DOVER-FOXCROFT, Maine — Having submitted a bill to fund a feasibility study of an east-west highway across Maine, Sen. Douglas Thomas, R-Ripley, discussed the proposal with the Board of Selectmen during a Jan. 23 meeting.

“It will connect to the new border station in Calais, and New Brunswick has already built a new superhighway to the border station,” Thomas said.

He said the highway would extend west across Maine, covering many areas where logging roads are in place now, to Coburn Gore and link up with Quebec. “It’s going to connect us to Canada. There are millions and millions of people in Montreal and we should be seeing some of that traffic.”

Thomas said his bill seeks approximately $300,000 for the feasibility study, using some federal planning money but no state funds.

“My understanding is it will be a four-lane highway and it’s going to be a private road,” he said, noting that a group of investors would fund construction, and tolls along the travel way would provide funding for the highway.

Thomas said Cianbro’s Peter Vigue has been researching the east-west highway concept, but the project would be open to bid.
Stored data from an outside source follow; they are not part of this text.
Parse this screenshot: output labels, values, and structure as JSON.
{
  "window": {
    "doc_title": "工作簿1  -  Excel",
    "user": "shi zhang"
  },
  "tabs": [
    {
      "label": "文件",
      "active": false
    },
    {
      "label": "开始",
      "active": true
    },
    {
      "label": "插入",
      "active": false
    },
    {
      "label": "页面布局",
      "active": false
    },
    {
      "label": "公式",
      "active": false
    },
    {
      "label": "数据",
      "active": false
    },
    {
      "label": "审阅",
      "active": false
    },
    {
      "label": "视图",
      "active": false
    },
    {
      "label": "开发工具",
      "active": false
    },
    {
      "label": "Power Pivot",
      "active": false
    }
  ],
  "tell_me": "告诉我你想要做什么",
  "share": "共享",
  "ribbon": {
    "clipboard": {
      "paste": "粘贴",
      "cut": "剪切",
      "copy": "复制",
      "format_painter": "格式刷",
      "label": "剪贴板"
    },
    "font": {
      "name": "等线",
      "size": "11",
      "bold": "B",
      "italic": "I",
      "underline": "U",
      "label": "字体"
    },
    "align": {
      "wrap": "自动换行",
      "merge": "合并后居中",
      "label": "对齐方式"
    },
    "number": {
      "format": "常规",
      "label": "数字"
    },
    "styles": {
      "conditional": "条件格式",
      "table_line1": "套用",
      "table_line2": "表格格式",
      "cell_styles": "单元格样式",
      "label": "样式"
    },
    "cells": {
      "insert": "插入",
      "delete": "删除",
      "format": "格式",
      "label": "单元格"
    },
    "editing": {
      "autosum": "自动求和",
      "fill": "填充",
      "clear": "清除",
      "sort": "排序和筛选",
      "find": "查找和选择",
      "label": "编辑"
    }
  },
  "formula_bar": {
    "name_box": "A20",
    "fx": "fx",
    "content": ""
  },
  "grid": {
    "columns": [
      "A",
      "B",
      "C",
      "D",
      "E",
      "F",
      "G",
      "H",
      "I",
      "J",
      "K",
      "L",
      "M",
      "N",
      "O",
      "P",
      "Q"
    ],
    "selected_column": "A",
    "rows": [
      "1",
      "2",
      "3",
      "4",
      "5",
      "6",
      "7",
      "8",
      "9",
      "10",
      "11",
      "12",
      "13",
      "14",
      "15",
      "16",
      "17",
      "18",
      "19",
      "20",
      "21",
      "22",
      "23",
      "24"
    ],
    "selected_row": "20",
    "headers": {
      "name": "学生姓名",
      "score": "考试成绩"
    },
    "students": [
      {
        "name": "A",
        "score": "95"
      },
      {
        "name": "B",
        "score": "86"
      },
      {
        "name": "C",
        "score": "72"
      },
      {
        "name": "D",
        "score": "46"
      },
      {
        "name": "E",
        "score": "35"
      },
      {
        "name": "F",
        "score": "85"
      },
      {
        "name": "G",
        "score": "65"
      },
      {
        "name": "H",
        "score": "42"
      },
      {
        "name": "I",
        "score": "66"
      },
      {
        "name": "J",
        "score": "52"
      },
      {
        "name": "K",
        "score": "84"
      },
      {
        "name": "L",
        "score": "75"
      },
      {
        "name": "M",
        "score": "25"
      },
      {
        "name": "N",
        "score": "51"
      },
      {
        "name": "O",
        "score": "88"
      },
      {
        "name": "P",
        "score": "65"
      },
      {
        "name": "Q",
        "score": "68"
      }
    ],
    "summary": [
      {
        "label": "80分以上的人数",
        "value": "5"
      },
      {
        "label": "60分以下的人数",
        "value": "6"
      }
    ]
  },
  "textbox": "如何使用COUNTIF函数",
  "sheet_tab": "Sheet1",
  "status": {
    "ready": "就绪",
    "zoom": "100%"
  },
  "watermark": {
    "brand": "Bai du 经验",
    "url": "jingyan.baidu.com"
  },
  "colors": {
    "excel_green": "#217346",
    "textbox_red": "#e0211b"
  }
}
He said those involved in the project are hoping to get started by 2014, “and I’m guessing it will take a couple of years to build.”

“If we wait to do this with public money it’s not going to happen,” he added. “But if we can get this kind of commerce through this area, it’s going to help our economy.”

Thomas said the proposed highway “crosses the Interstate just north of Old Town, goes through north of Charleston, south of Sebec, south of Milo and it goes just north of Dover. But this isn’t set in concrete, this is a proposed map.”

“Someone’s got to have to plow that road, it’s going to need offices, and we are centrally located, and it’s going to need roughly 300 employees,” he added, referring to some of the possible economic benefits of the highway. “There would be $1.2 billion of construction money going into this area and people would be getting to work.”

Thomas said the proposal is now “in the concept stage and now we have to see if it’s even feasible.”

He said the study could take six to 12 months to complete.

The selectmen opted not to pass a resolution concerning the east-west highway proposal. “I think it’s too early,” Selectman Jim Annis said.

“I would just like to say the concept is intriguing but the devil is in the details,” Selectman Paul Matulis said. “I would say make an exit in this area. Otherwise what do we get out of this?”